Log analytics

Log management and analytics in Crunchy Data Warehouse

Crunchy Data Warehouse enables you to efficiently store logs from a variety of applications in Iceberg and analyze it using PostgreSQL queries.

Many tools can archive log files into S3. The log files are usually in a text format, such as newline-delimited JSON or tab-separated values. You can set up lake analytics tables to query these files directly, but parsing and processing a large number of log files may take a long time. Hence, it is preferable to append the log data to an Iceberg table, which is compressed and optimized for fast queries.

We developed the pg_incremental extension to incrementally process files (or rows in a table). It periodically runs a SQL command with a parameter that is set to the next file or array of files to process. Since the bookkeeping of the processed files is done in the same transaction as the command, files are always processed exactly once. Using this technique, we can automatically append all existing and new log files that appear in object storage to an Iceberg table in an efficient, reliable manner.

Converting logs to Iceberg incrementally

It is possible to directly load log files into an Iceberg table using COPY. However, it can be convenient to still create a lake analytics table for the log files. By leaving the column list in the create foreign table statement empty, the columns will be automatically detected from the existing log files. The filename 'true' option additionally adds a _filename column that will contain the source file name.

-- Create a table to query CSV logs, infer columns and add a _filename column
create foreign table logs_csv () 
server crunchy_lake_analytics 
options (path 's3://mybucket/logs/*.csv.gz', filename 'true');

Next, we set up an Iceberg table. In this case we use the detected columns from the CSV logs.

create table logs_iceberg (like logs_csv) 
using iceberg;

Finally, we set up a pg_incremental job with simple insert..select command that filters by the _filename column. Only the files that match the filter will be scanned by the query engine, which makes incremental processing relatively efficient. By default, the existing files will be processed immediately.

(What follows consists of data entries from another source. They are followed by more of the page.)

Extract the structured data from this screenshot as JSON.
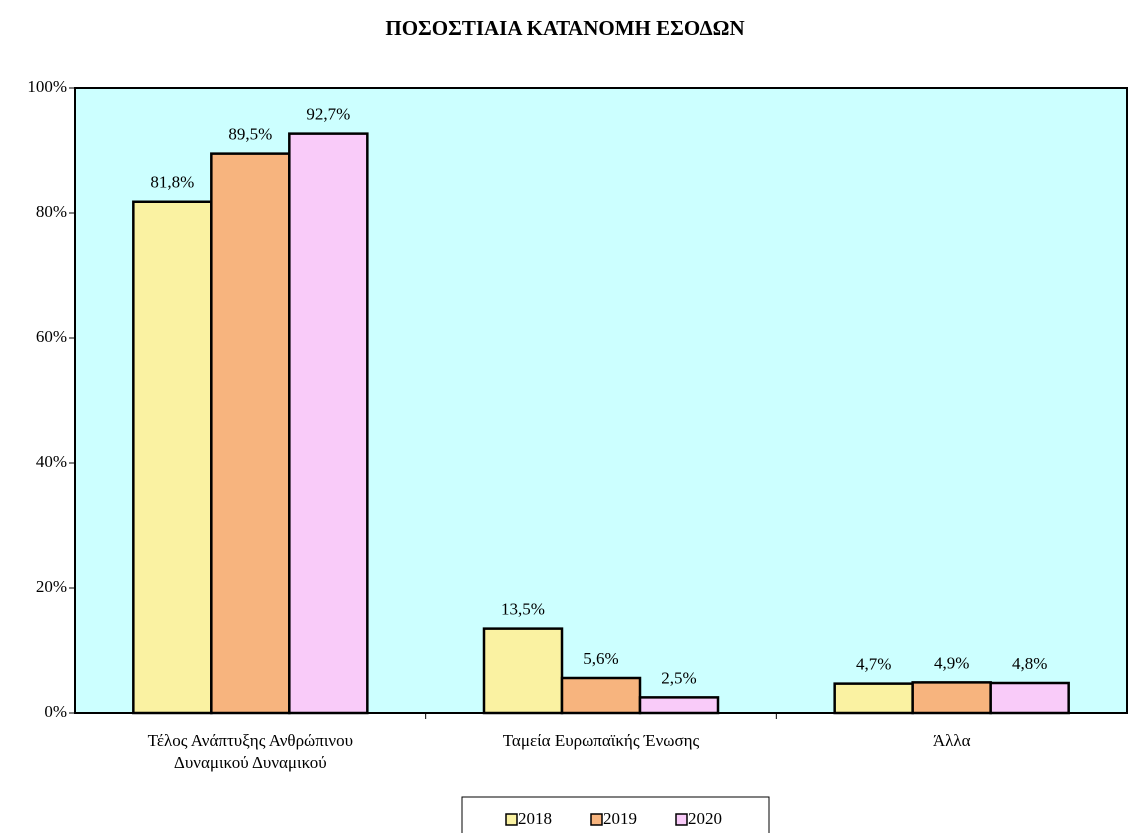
{
  "chart_data": {
    "type": "bar",
    "title": "ΠΟΣΟΣΤΙΑΙΑ ΚΑΤΑΝΟΜΗ ΕΣΟΔΩΝ",
    "categories": [
      "Τέλος Ανάπτυξης Ανθρώπινου Δυναμικού Δυναμικού",
      "Ταμεία Ευρωπαϊκής Ένωσης",
      "Άλλα"
    ],
    "series": [
      {
        "name": "2018",
        "color": "#faf2a2",
        "values": [
          81.8,
          13.5,
          4.7
        ],
        "value_labels": [
          "81,8%",
          "13,5%",
          "4,7%"
        ]
      },
      {
        "name": "2019",
        "color": "#f7b47e",
        "values": [
          89.5,
          5.6,
          4.9
        ],
        "value_labels": [
          "89,5%",
          "5,6%",
          "4,9%"
        ]
      },
      {
        "name": "2020",
        "color": "#f9cbf9",
        "values": [
          92.7,
          2.5,
          4.8
        ],
        "value_labels": [
          "92,7%",
          "2,5%",
          "4,8%"
        ]
      }
    ],
    "ylim": [
      0,
      100
    ],
    "yticks": [
      {
        "value": 0,
        "label": "0%"
      },
      {
        "value": 20,
        "label": "20%"
      },
      {
        "value": 40,
        "label": "40%"
      },
      {
        "value": 60,
        "label": "60%"
      },
      {
        "value": 80,
        "label": "80%"
      },
      {
        "value": 100,
        "label": "100%"
      }
    ],
    "plot_background": "#ccffff",
    "legend": "bottom"
  }
}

-- Set up a pg_incremental job to process existing and new files
select incremental.create_file_list_pipeline('process-logs', 
   file_pattern := 's3://mybucket/logs/*.csv.gz', 
   batched := true,
   command := $$
       insert into logs_iceberg select * from logs_csv where _filename = any($1) 
   $$);

Using the batched := true argument means that the parameter will be an array of up to 100 files (changeable via max_batch_size argument) to process files in batches. If there is a very large number of small files, increasing the batch size is recommended.

Transforming logs

When converting logs to Iceberg, you may additionally want to transform values. You should decide which fields you need in the Iceberg table, and convert the values accordingly in the insert..select command.

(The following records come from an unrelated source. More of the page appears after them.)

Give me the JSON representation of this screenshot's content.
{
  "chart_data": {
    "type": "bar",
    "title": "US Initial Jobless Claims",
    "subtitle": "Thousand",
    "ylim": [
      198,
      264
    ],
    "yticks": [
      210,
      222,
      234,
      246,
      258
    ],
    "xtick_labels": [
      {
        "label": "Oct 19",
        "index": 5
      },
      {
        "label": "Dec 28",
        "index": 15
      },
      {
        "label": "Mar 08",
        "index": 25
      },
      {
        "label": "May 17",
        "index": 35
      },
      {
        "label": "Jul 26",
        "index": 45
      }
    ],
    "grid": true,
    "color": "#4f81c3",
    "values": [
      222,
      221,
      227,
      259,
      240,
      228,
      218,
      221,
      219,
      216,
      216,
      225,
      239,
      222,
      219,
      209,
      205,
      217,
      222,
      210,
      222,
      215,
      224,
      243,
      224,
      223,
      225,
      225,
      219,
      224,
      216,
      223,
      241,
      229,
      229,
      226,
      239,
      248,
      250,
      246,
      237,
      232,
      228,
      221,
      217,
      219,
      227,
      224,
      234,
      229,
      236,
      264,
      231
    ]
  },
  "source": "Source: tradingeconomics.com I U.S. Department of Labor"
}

-- Create a table to query JSON logs
-- Top-level keys become columns, either scalar types or jsonb for nested JSON
create foreign table logs_json () 
server crunchy_lake_analytics 
options (path 's3://mybucket/logs/*.json', filename 'true');

-- Create an Iceberg table with the same schema
create table logs_iceberg (
    event_id bigserial,
    event_time timestamptz,
    machine_id uuid,
    response_time double precision,
    error_code int,
    message text
)
using iceberg;

-- Set up a pg_incremental job to extract relevant fields from logs
select incremental.create_file_list_pipeline('process-logs', 
   file_pattern := 's3://mybucket/logs/*.json.gz', 
   batched := true, 
   command := $$
       insert into
         logs_iceberg (event_time, machine_id, response_time, error_code, message)
       select
         to_timestamp("timestamp"),
         (payload->>'machine-id')::uuid,
         payload->>'response-time',
         payload->>'error-code',
         payload->>'message'
       from
         logs_json
       where
         _filename = any($1) 
   $$);

For JSON logs, we recommend "unwinding" nested fields into columns, since that will enable min-max statistics and generally faster computation.

Querying Iceberg logs

Once your logs are converted to Iceberg, you can query the Iceberg table like any other Postgres table.

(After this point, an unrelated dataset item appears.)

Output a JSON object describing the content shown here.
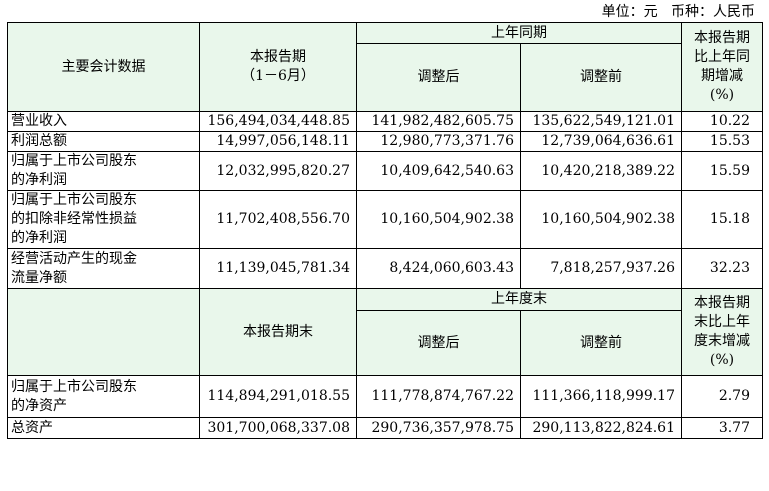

-- Example SQL on Iceberg: Get errors by hour for the last week
select
  date_trunc('hour', event_time),
  count(*)
from
  logs_iceberg
where
  error_code between 500 and 599 and
  event_time >= date_trunc('day', now() - interval '7 days')
group by 1
order by 1 asc;

It is useful to select specific columns (avoid select *), since the query engine will only read necessary columns from the underlying Parquet files. Adding relevant filters (e.g. on time range) further improves performance, since the query engine can skip files and row groups within the files based on filters.